On the eve of the trial that will rule on the merits of former president Lula’s habeas corpus request, the floors of the Federal Supreme Court (STF) became a stage for rival petitions to be put forward, which, in turn, triggered demonstrations set to take place on Tuesday (the 3rd) and Wednesday (the 4th).
On Monday, prosecutors, attorney generals and judges handed the Supreme Court a document with the signatures of more than 5,000 colleagues. They requested that the justices not revisit the court’s 2016 ruling that made it legal to begin serving sentences following a second-instance conviction.
On the other hand, criminal lawyers and public defenders decided to position themselves against arrests following second-instance convictions, gathering 3,600 signatures.
Federal Supreme Court, in Brasília
The disputes arose two days prior to the session that will determine the merits of former president Lula’s habeas corpus request and is scheduled to take place on Wednesday. The discussion surrounding the execution of second-instance prison sentences is central to the habeas corpus debate: the former president’s attorneys are trying to keep him from serving his sentence following the 4th Federal Regional Court’s conviction.

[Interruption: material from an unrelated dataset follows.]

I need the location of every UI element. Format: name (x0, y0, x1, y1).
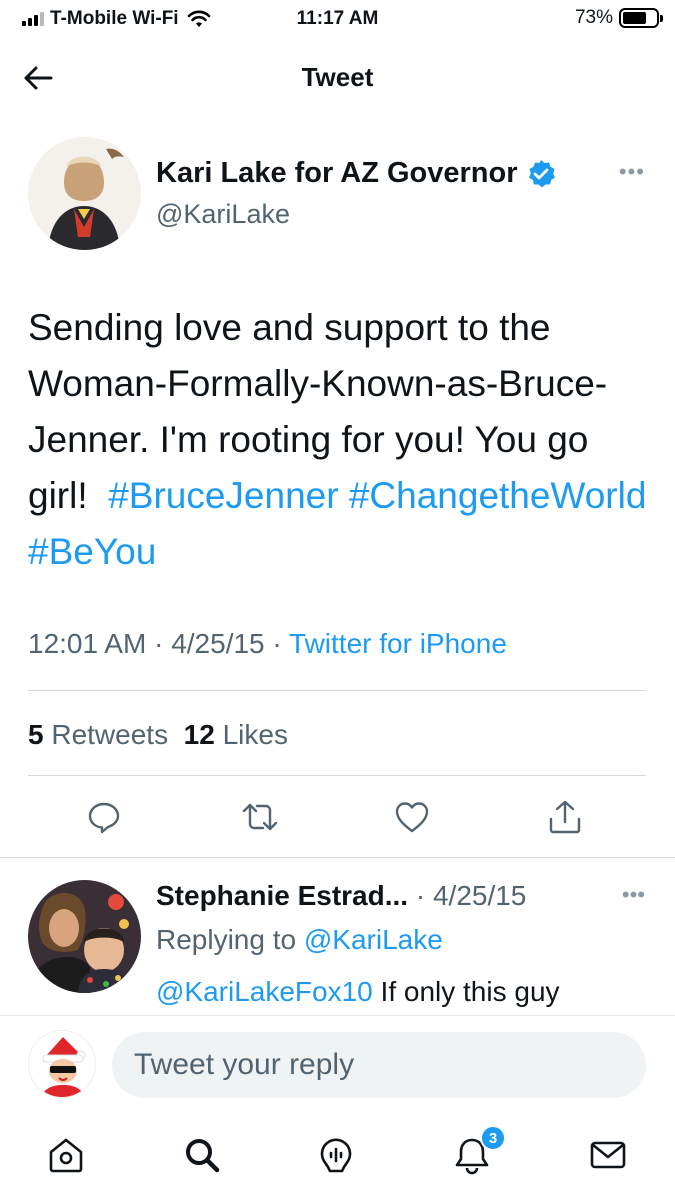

The backdrop to the session that will appraise Lula’s habeas corpus request is a 2016 Supreme Court ruling that found that defendants who are convicted in a second-instance ruling shall begin serving their sentences.
However, some justices have granted habeas corpus warrants contrary to the 2016 majority ruling.
This legal ambiguity has strengthened the view that the court is divided and should therefore reassess where it stands on the matter.
The debate that will determine whether or not former president Lula should begin serving his sentence will also spark protests throughout the country.